Following his departure from legacy media in 2005, Montgomery developed training programs utilizing smartphones and mobile devices for news gathering. Academic studies identify him as a key trainer within the global “mojo” (mobile journalism) community who helped integrate mobile reporting tools into newsroom workflows.

He has conducted workshops and masterclasses for the United Nations, the International Committee of the Red Cross, the International Journalism Festival in Perugia, and the Global Investigative Journalism Conference. In 2023, he led mobile journalism workshops in Ukraine for reporters working within displaced communities during the Russian invasion.

He has described mobile devices as placing “a TV studio in your pocket,” a concept cited in coverage of his work by the Argentine newspaper La Nación.
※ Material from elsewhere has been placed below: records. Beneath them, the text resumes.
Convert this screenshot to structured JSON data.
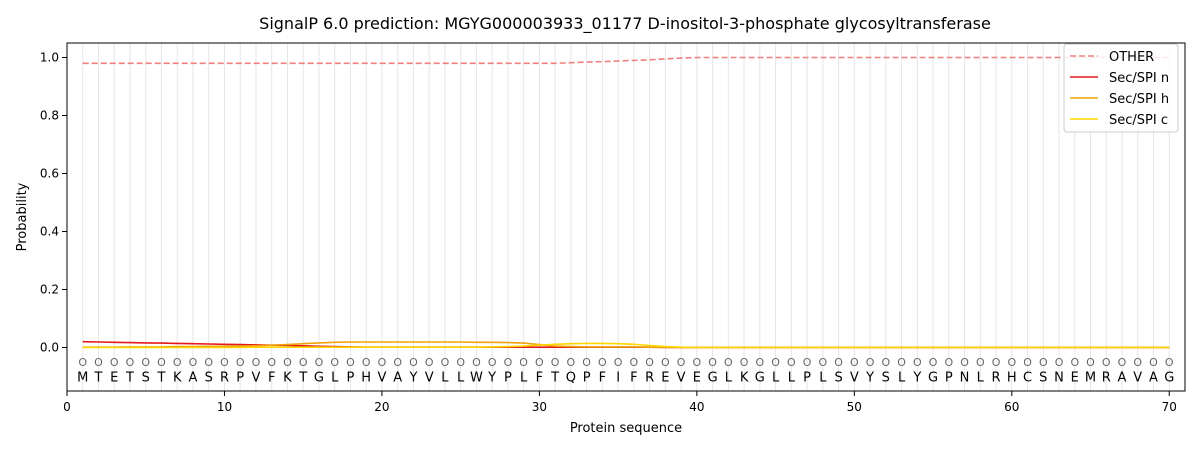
{
  "chart_data": {
    "type": "line",
    "title": "SignalP 6.0 prediction: MGYG000003933_01177 D-inositol-3-phosphate glycosyltransferase",
    "xlabel": "Protein sequence",
    "ylabel": "Probability",
    "xlim": [
      0,
      71
    ],
    "ylim": [
      -0.15,
      1.05
    ],
    "xticks": [
      0,
      10,
      20,
      30,
      40,
      50,
      60,
      70
    ],
    "yticks": [
      0.0,
      0.2,
      0.4,
      0.6,
      0.8,
      1.0
    ],
    "ytick_labels": [
      "0.0",
      "0.2",
      "0.4",
      "0.6",
      "0.8",
      "1.0"
    ],
    "grid": "vertical lines at each residue",
    "legend_position": "top-right",
    "sequence": [
      "M",
      "T",
      "E",
      "T",
      "S",
      "T",
      "K",
      "A",
      "S",
      "R",
      "P",
      "V",
      "F",
      "K",
      "T",
      "G",
      "L",
      "P",
      "H",
      "V",
      "A",
      "Y",
      "V",
      "L",
      "L",
      "W",
      "Y",
      "P",
      "L",
      "F",
      "T",
      "Q",
      "P",
      "F",
      "I",
      "F",
      "R",
      "E",
      "V",
      "E",
      "G",
      "L",
      "K",
      "G",
      "L",
      "L",
      "P",
      "L",
      "S",
      "V",
      "Y",
      "S",
      "L",
      "Y",
      "G",
      "P",
      "N",
      "L",
      "R",
      "H",
      "C",
      "S",
      "N",
      "E",
      "M",
      "R",
      "A",
      "V",
      "A",
      "G"
    ],
    "region_label": "O",
    "series": [
      {
        "name": "OTHER",
        "color": "#f08080",
        "dashed": true,
        "values": [
          0.98,
          0.98,
          0.98,
          0.98,
          0.98,
          0.98,
          0.98,
          0.98,
          0.98,
          0.98,
          0.98,
          0.98,
          0.98,
          0.98,
          0.98,
          0.98,
          0.98,
          0.98,
          0.98,
          0.98,
          0.98,
          0.98,
          0.98,
          0.98,
          0.98,
          0.98,
          0.98,
          0.98,
          0.98,
          0.98,
          0.98,
          0.982,
          0.984,
          0.986,
          0.988,
          0.99,
          0.992,
          0.995,
          0.998,
          1.0,
          1.0,
          1.0,
          1.0,
          1.0,
          1.0,
          1.0,
          1.0,
          1.0,
          1.0,
          1.0,
          1.0,
          1.0,
          1.0,
          1.0,
          1.0,
          1.0,
          1.0,
          1.0,
          1.0,
          1.0,
          1.0,
          1.0,
          1.0,
          1.0,
          1.0,
          1.0,
          1.0,
          1.0,
          1.0,
          1.0
        ]
      },
      {
        "name": "Sec/SPI n",
        "color": "#e31a1c",
        "dashed": false,
        "values": [
          0.02,
          0.019,
          0.018,
          0.017,
          0.016,
          0.015,
          0.014,
          0.013,
          0.012,
          0.011,
          0.01,
          0.009,
          0.008,
          0.007,
          0.006,
          0.004,
          0.003,
          0.002,
          0.001,
          0.001,
          0.001,
          0.001,
          0.001,
          0.001,
          0.001,
          0.001,
          0.001,
          0.001,
          0.001,
          0.001,
          0.001,
          0.001,
          0.001,
          0.001,
          0.001,
          0.001,
          0.001,
          0.0,
          0.0,
          0.0,
          0.0,
          0.0,
          0.0,
          0.0,
          0.0,
          0.0,
          0.0,
          0.0,
          0.0,
          0.0,
          0.0,
          0.0,
          0.0,
          0.0,
          0.0,
          0.0,
          0.0,
          0.0,
          0.0,
          0.0,
          0.0,
          0.0,
          0.0,
          0.0,
          0.0,
          0.0,
          0.0,
          0.0,
          0.0,
          0.0
        ]
      },
      {
        "name": "Sec/SPI h",
        "color": "#f0a30a",
        "dashed": false,
        "values": [
          0.001,
          0.001,
          0.001,
          0.002,
          0.002,
          0.002,
          0.003,
          0.003,
          0.004,
          0.004,
          0.005,
          0.006,
          0.008,
          0.01,
          0.013,
          0.016,
          0.018,
          0.019,
          0.019,
          0.019,
          0.019,
          0.019,
          0.019,
          0.019,
          0.019,
          0.018,
          0.018,
          0.017,
          0.015,
          0.01,
          0.005,
          0.003,
          0.002,
          0.002,
          0.002,
          0.002,
          0.001,
          0.001,
          0.0,
          0.0,
          0.0,
          0.0,
          0.0,
          0.0,
          0.0,
          0.0,
          0.0,
          0.0,
          0.0,
          0.0,
          0.0,
          0.0,
          0.0,
          0.0,
          0.0,
          0.0,
          0.0,
          0.0,
          0.0,
          0.0,
          0.0,
          0.0,
          0.0,
          0.0,
          0.0,
          0.0,
          0.0,
          0.0,
          0.0,
          0.0
        ]
      },
      {
        "name": "Sec/SPI c",
        "color": "#ffd700",
        "dashed": false,
        "values": [
          0.0,
          0.0,
          0.0,
          0.0,
          0.0,
          0.0,
          0.0,
          0.0,
          0.0,
          0.0,
          0.0,
          0.001,
          0.001,
          0.001,
          0.001,
          0.001,
          0.001,
          0.001,
          0.001,
          0.001,
          0.001,
          0.001,
          0.001,
          0.001,
          0.001,
          0.001,
          0.002,
          0.003,
          0.005,
          0.008,
          0.011,
          0.013,
          0.014,
          0.014,
          0.013,
          0.011,
          0.007,
          0.003,
          0.001,
          0.0,
          0.0,
          0.0,
          0.0,
          0.0,
          0.0,
          0.0,
          0.0,
          0.0,
          0.0,
          0.0,
          0.0,
          0.0,
          0.0,
          0.0,
          0.0,
          0.0,
          0.0,
          0.0,
          0.0,
          0.0,
          0.0,
          0.0,
          0.0,
          0.0,
          0.0,
          0.0,
          0.0,
          0.0,
          0.0,
          0.0
        ]
      }
    ]
  }
}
==Visual Media Anthropology==
Based in Berlin, Montgomery operates as a visual media anthropologist focusing on journalism, digital culture, and immersive media. His spatial ethnography fieldwork includes Bikegeist, an interactive digital heritage project that utilizes 3D photogrammetry and spatial computing to curate and preserve Berlin's urban cycling culture.

His research on the metaverse, "Stimulated Reality: Virtual Intimacy and the Anthropology of the Metaverse," and its accompanying short documentary film, were published in the peer-reviewed Journal of Visual and Media Anthropology (Vol. 9, 2025). The study examines how digital-native audiences use virtual reality platforms and AI-assisted companions to navigate intimacy and emotional connection.

==Academic Recognition==
Montgomery’s mobile journalism methodologies have been analyzed in academic literature regarding modern newsroom practices:
- In Comunicación y Sociedad (2024), researchers discuss how Montgomery’s training programs have integrated into newsroom workflows in Europe, Asia, and the Americas.
- A University of Bergen report (2022) notes that Montgomery’s books focus on storytelling techniques and ethical considerations in mobile reporting.

His methodologies are incorporated into academic courses, including modules at the Singapore University of Social Sciences.

==Smart Film School & Visual Editors, NFP==
In 2004, Montgomery incorporated Visual Editors as a 501(c)(3) non profit organization in the United States, serving as its CEO. Visual Editors organizes the Mobile Journalism Awards and has screened mobile documentary work at events including the NAB Show in Las Vegas. He also founded the Smart Film School, an online academy offering mobile journalism and documentary certificate courses, recognized globally by major industry networks.

==Publications==
===Books===
- Breaking the News: Witnessing a Vanishing Culture (2026, Visual Editors, NFP, Chicago) – 40,000 word hardcover academic monograph. ISBN 978-0-9903502-4-8; .
- Mobile Journalism - 2026 University Edition (6th ed., Visual Editors, NFP).
- Smartphone Video Storytelling (2018, Taylor & Francis, New York & London). ISBN 978-1-138-63599-9.